RESEARCH ARTICLE
Experiment Research on the Inverse Presumption Method to Evaluate Peak Temperature for Post-fire Spatial Structure
Jing Cui1, Lingfeng Yin1, *, Xiaoming Guo1, Gan Tang2
Article Information
Identifiers and Pagination:
Year: 2017Volume: 11
Issue: Suppl-3, M2
First Page: 831
Last Page: 838
Publisher ID: TOCIEJ-11-831
DOI: 10.2174/1874149501711010831
Article History:
Received Date: 02/03/2017Revision Received Date: 14/05/2017
Acceptance Date: 01/06/2017
Electronic publication date: 17/11/2017
Collection year: 2017
open-access license: This is an open access article distributed under the terms of the Creative Commons Attribution 4.0 International Public License (CC-BY 4.0), a copy of which is available at: https://creativecommons.org/licenses/by/4.0/legalcode.
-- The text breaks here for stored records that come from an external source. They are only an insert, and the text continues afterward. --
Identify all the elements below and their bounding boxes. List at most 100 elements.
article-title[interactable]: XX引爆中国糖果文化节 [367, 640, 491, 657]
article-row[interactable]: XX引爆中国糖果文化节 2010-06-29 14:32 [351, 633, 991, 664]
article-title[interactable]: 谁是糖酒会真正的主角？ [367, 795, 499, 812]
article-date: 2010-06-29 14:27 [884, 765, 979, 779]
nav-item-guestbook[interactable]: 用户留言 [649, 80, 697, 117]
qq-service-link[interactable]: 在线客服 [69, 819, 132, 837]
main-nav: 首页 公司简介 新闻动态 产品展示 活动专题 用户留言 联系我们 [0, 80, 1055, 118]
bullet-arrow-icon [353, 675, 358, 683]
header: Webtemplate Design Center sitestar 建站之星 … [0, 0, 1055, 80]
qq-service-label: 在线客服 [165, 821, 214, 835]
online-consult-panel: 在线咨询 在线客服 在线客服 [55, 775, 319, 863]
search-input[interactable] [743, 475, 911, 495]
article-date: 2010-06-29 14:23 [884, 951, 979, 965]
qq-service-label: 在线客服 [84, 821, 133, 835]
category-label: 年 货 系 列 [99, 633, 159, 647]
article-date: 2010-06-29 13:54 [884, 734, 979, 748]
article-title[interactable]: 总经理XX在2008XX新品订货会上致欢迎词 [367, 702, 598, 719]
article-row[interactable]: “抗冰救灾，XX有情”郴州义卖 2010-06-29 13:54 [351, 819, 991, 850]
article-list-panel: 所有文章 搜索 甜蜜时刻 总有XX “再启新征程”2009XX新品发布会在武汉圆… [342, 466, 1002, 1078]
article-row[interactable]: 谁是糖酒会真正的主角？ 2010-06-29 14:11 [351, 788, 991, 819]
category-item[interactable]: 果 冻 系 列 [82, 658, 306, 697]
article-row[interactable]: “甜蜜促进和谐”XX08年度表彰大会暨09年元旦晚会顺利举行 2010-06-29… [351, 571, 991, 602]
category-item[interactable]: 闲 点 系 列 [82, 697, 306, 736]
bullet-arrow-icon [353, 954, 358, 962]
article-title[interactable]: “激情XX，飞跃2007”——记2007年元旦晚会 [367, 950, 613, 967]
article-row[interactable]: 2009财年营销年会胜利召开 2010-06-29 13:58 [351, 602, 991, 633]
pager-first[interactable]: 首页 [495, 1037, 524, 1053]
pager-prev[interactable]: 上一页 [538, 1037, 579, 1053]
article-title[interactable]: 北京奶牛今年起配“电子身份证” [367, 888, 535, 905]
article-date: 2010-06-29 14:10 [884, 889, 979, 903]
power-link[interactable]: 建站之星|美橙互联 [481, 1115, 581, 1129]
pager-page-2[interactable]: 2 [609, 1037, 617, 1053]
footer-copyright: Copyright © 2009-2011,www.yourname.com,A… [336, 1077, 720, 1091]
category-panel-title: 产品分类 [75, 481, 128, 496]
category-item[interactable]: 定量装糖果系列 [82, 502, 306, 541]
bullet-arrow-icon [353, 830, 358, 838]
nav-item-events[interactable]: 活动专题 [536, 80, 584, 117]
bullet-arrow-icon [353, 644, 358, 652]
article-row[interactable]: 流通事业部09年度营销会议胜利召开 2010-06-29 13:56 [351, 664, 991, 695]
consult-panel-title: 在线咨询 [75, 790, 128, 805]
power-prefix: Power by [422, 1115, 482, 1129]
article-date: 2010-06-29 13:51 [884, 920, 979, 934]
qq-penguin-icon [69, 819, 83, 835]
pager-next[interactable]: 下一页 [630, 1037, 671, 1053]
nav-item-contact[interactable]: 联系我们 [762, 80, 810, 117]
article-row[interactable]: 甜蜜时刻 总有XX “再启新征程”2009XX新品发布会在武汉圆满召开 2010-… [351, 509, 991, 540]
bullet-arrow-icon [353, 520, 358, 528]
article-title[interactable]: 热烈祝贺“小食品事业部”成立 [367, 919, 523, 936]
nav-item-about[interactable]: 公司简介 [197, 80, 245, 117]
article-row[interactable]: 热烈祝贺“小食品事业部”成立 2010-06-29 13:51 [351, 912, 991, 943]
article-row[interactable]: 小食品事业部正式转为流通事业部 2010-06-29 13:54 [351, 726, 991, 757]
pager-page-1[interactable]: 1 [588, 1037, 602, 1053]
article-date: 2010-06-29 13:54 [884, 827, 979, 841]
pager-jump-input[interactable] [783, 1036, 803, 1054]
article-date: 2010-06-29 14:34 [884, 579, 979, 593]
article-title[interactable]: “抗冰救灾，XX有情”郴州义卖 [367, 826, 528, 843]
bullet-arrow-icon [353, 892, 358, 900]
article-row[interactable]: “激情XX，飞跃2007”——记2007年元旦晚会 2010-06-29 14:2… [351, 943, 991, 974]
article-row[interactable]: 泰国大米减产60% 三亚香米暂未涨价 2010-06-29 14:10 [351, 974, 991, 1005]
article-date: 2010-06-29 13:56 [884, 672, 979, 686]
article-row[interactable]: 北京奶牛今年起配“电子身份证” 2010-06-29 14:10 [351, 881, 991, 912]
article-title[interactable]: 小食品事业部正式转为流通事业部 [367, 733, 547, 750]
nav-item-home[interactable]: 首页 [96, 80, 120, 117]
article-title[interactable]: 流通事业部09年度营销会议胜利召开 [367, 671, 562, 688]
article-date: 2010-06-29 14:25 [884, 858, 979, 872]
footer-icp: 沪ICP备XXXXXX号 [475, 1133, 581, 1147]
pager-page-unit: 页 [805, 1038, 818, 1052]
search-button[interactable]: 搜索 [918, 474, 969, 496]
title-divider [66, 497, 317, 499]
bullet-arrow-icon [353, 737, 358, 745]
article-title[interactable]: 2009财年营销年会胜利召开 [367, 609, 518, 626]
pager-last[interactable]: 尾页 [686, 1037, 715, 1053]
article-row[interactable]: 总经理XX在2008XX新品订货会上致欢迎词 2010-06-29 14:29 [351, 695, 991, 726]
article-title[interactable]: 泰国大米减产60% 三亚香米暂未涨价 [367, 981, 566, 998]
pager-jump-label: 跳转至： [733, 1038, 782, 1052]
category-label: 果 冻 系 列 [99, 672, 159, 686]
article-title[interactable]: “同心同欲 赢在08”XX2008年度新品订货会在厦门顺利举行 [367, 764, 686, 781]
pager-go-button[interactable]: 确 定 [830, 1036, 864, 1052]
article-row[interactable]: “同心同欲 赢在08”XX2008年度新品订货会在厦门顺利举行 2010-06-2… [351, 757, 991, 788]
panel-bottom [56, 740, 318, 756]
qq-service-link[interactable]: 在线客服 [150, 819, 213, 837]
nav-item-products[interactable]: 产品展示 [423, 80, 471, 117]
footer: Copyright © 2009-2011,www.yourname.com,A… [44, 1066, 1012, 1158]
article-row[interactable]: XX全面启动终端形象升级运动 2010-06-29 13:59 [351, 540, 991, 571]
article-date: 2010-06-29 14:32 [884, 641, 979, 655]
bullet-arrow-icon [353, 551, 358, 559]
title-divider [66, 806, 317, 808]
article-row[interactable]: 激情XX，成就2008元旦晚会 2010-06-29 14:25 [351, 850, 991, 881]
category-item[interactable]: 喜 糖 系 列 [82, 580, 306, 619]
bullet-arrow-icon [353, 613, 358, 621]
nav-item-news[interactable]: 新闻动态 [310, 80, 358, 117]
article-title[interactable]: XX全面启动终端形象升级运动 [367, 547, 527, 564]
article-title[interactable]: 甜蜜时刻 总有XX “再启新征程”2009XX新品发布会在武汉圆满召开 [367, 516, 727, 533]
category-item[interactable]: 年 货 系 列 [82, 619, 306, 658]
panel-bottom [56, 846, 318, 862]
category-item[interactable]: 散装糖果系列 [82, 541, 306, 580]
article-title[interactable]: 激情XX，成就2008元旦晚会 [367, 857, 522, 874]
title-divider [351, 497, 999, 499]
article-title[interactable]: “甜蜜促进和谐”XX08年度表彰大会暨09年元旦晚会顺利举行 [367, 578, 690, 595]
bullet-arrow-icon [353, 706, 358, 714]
This license permits unrestricted use, distribution, and reproduction in any medium, provided the original author and source are credited.
Abstract
Introduction:
The peak temperature is one of the most important factors to evaluate the structural damage. Due to the reduction in the tensile strength of the steel, the structural stress is redistributed and the bearing capacity is decreased at the elevated temperature.
Methods:
This paper presents an inverse method to evaluate the peak temperature for the steel structures subjected to fire. An initial temperature field is assumed based on the post-fire structural residual displacement, and a temperature iteration function is developed to approach the peak temperature of the structure in fire by minimizing the difference between the measured and numerical results. An experimental study was conducted to investigate the structural behavior of a spatial structure subjected to fire. The temperature and displacement data were recorded.
Result and Conclusion:
Results show that the measured results have a good agreement with the predicted results, demonstrating that the proposed method in this paper is available for evaluate the peak temperature with a desirable accuracy. The inverse method of the temperature field can provide a theoretical basis for scientifically evaluating the residual displacements of the post-fire structure and formulating reliable repair and reinforcement schemes.